42 years of complexity metrics – what's stopping us?

Effectively using software complexity metrics

Authors: Thomas Grundler, Hendrik Post, Jochen Quante, Sadi Yigit, Robert Bosch GmbH

Contribution – Embedded Software Engineering Congress 2018

The most well-known software complexity metric was introduced by Thomas J. McCabe in 1976 and has sparked discussions among generations of software developers about the significance of such metrics. The following article describes how software complexity metrics are used in the automotive division of Robert Bosch GmbH.

Initial situation

Our goal is to identify software product metrics that reveal which software components developers struggle to understand and further develop. The overarching question, therefore, is: How can software maintainability be measured, and how can this measurement be used to guide the software development process?

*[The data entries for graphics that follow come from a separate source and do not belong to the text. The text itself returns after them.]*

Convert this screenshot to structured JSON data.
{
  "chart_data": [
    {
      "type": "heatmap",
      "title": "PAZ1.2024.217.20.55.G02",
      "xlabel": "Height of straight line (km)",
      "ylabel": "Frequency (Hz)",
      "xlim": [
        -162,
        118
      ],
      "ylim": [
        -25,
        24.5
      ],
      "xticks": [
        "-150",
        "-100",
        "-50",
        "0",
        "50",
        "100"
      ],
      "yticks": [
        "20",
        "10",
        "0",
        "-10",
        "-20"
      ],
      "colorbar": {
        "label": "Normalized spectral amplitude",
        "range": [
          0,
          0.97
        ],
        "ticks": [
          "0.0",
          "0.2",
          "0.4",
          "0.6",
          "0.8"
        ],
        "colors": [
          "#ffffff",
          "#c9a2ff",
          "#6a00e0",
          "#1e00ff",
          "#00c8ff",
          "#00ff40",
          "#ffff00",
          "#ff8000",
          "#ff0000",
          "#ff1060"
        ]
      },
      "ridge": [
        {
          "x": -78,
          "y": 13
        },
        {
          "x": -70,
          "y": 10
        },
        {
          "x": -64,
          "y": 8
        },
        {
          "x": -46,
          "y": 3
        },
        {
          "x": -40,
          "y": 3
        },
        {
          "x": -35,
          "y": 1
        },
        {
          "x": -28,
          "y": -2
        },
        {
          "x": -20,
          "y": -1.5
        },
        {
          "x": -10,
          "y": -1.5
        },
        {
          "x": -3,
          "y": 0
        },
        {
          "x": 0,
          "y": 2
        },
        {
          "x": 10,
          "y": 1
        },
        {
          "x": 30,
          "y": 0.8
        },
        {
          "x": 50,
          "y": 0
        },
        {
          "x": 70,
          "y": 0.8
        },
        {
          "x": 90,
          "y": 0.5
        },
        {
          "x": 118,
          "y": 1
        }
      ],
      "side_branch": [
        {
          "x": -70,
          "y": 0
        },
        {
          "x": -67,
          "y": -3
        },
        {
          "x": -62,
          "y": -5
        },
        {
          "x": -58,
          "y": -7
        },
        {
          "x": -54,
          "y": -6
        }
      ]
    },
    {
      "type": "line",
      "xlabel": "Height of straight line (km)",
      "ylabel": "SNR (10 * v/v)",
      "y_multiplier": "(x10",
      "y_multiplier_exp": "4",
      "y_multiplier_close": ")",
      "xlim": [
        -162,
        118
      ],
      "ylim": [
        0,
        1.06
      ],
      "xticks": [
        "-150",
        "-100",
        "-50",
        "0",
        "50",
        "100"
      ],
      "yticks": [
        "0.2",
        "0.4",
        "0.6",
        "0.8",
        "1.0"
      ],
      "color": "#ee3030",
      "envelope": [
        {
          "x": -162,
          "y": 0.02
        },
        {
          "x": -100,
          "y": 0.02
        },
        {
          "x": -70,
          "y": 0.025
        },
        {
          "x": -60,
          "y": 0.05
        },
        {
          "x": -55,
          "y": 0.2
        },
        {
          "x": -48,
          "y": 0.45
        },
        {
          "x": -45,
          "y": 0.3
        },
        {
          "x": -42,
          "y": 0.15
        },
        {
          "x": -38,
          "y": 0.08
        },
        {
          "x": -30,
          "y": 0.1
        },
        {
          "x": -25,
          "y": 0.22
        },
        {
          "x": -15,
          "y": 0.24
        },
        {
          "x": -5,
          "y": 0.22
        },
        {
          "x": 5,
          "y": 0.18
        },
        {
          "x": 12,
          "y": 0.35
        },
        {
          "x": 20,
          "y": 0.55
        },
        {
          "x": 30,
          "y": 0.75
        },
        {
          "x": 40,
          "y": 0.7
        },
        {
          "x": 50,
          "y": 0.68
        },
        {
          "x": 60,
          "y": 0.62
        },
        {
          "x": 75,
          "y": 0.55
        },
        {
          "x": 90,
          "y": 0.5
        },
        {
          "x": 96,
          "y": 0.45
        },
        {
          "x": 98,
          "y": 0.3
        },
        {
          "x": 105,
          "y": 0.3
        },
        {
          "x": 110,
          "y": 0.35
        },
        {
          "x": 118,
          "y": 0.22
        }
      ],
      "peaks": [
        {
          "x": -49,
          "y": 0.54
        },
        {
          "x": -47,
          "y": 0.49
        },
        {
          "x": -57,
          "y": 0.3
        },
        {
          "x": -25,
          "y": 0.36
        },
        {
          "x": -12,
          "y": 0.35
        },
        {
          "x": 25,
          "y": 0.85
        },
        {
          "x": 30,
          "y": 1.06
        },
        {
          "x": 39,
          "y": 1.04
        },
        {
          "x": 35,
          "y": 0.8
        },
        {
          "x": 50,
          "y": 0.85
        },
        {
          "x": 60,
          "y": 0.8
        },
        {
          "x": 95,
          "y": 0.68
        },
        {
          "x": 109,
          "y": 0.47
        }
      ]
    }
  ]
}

There are many metrics: „Lines of Code“ emerged as early as the 1960s, McCabe introduced cyclomatic complexity in 1976, and many other metrics emerged in the 1980s and 1990s, considering one aspect or another of software.

In the automotive sector, the HIS metrics were introduced in 2005. HIS stands for "Manufacturer Initiative Software," and the HIS comprised the automotive manufacturers Audi, BMW Group, DaimlerChrysler, Porsche, and Volkswagen. The goal of the HIS was to establish a basic set of metrics for evaluating testability and software quality in general. The HIS metrics consist of 15 software metrics with corresponding threshold values, which are to be collected for each "compilable unit.".

Our experience today is that a great deal of measurement is being done. There is an overwhelming number of metrics and tools on the market, all claiming to be able to measure and assess the quality of a software product. However, to our knowledge, few consequences are currently drawn from these measurements, and it is often unclear what the purpose of measuring certain metrics is even supposed to be. Furthermore, measuring a large number of metrics (possibly with their individual violations of a predefined threshold) is often not helpful in drawing the necessary conclusions.

Preliminary work

To get closer to the goal of being able to measure the maintainability of software using product metrics, the „MI method“ (Maintainability Index) according to Oman and Hagemeister was applied (P. Oman, J. Hagemeister: „Construction and Testing of Polynomials Predicting Software Maintainability“, in Journal of Systems and Software, Vol. 24, No. 3, 1994.First, a representative selection of so-called program versions of the Bosch engine control unit was measured. Measurements were taken on the C code, regardless of whether it was handwritten or generated. The measured metrics consisted of the HIS metrics and many other complexity metrics known from the literature, such as Halstead, cognitive complexity, outliers, and variable lifespan.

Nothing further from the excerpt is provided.